Yaklaşık altı ay New York Dolls’ta çaldıktan sonra, Blackie ve gruptan arkadaşı bas gitarist Arthur Kane, Los Angeles’a taşınmaya karar verdiler. Killer Kane grubunu kuran ikili, 33 ½ adlı bir de demo çıkardılar.EP’nin ön yüzünde Mr Cool arka yüzünde ise Longhaired Woman ve Don’t Need You şarkıları bulunuyordu. Daha sonra Killer Kane dağıldı ve Arthur, New York’a geri dönerken Blackie L.A.’de kaldı.1977 senesinde, Blackie ve Randy Piper bir araya gelerek Sister’ı kurdular. Sister, L.A’de mistik öğeler ve makyajı kullanan ilk grup oldu. Motley Crue kurulmadan önce, Nikki Sixx, Sister ve London gruplarında Blackie ile beraber çalışmıştır. London grubunda daha sonra Guns and Roses grubuna geçen Slash’da gitarist kadrosunda bulunmuştur. London’dan ayrılan Blackie, Hustler dergisinin “Beaver Hunt” bölümünde eski denizci Chris Holmes’i buldu ve iletişime geçti.Ne yazık ki 70’ler Heavy Metal için çok kötü geçiyordu ve Sister, firmaları bir albüm için bile ikna edemedi… Her ne kadar müzikal olarak gelişmeler kötü olsa da Blackie bu dönemi boş geçirmedi ve Circus Circus ile London gruplarında müzik yapmaya devam etti.
Blackie ve Randy bağları hiçbir zaman koparmadılar ve nihayet 1982’de, Blackie yeni bir grup kurmaya yetecek kadar materyali olduğuna karar verdiğinde, Randy’i aradı. Chris ve Tony Richards da gruba dahil ettikten sonra bir süre de bas gitarist Don Costa ile beraber oldular.
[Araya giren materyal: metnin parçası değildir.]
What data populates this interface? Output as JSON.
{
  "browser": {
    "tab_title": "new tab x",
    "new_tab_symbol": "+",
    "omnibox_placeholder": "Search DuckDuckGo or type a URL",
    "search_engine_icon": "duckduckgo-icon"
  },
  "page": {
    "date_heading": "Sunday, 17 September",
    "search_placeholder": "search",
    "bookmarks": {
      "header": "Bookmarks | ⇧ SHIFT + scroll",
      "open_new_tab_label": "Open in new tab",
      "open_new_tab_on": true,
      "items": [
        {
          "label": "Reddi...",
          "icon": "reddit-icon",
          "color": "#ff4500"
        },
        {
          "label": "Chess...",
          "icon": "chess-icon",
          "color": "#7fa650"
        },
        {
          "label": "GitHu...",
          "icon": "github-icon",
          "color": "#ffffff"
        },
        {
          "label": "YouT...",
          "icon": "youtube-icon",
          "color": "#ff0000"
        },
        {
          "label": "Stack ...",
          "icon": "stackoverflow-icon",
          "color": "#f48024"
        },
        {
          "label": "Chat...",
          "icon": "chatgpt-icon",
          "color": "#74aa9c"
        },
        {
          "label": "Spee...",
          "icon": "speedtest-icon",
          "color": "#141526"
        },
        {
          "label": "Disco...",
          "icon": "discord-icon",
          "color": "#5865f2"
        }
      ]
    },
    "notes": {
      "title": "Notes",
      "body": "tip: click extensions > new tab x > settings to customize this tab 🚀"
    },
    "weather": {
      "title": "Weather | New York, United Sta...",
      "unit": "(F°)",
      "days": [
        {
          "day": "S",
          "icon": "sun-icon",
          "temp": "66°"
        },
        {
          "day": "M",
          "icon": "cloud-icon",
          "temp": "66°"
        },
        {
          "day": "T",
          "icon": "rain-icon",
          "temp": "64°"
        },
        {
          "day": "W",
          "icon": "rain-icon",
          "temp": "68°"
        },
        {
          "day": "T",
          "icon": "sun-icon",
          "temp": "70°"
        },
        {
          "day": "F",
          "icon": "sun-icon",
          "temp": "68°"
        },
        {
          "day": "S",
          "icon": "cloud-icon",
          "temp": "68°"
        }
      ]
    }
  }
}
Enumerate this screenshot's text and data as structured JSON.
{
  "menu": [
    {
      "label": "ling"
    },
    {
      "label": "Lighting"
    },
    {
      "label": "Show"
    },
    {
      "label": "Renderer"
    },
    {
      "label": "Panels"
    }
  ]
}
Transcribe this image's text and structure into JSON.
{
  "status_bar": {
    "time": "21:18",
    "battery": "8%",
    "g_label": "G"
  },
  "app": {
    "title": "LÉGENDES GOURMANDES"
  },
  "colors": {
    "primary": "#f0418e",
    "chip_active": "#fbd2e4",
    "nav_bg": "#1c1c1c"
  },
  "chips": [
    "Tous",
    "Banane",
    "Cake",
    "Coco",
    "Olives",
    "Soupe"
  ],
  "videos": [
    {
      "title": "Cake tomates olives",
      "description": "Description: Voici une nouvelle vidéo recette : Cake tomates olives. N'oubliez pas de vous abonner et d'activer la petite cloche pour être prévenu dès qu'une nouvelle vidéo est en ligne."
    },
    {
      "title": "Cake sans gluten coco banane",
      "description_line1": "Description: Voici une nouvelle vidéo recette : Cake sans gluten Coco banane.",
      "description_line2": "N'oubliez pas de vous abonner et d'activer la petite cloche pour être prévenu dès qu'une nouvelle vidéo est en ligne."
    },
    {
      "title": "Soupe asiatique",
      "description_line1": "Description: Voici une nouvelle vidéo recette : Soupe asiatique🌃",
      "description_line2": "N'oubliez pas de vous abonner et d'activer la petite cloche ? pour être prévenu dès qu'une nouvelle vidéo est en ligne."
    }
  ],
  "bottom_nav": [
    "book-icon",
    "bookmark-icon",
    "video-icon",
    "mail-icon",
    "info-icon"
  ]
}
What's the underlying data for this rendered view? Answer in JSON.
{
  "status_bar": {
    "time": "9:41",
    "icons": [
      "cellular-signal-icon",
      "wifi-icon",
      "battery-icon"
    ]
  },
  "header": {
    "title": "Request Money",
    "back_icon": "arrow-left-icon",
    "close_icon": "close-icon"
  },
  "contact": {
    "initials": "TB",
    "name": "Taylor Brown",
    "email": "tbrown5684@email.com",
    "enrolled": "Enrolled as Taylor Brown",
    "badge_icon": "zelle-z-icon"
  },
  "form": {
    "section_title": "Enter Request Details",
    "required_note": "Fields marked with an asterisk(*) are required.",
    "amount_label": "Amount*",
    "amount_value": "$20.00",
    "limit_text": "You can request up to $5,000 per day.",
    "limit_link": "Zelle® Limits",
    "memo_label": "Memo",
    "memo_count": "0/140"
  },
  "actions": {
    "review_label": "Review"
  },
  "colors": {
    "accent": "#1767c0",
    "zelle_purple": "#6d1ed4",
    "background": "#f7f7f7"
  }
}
W.A.S.P kurulmuştu ve 1982 yılının sonlarına doğru canlı performanslara başladı.İlk şovları ise Orange County’de bulunan “The Woodstock” adlı mekandı.1983 Mayıs’la beraber “Santa Monica Civic Hall”da 3000 bilet satabilecek kapasiteye ulaşmışlardı.Bu ivme hiç düşmedi ve grup “Troubador”da kapalı gişe konserler vermeye başladı…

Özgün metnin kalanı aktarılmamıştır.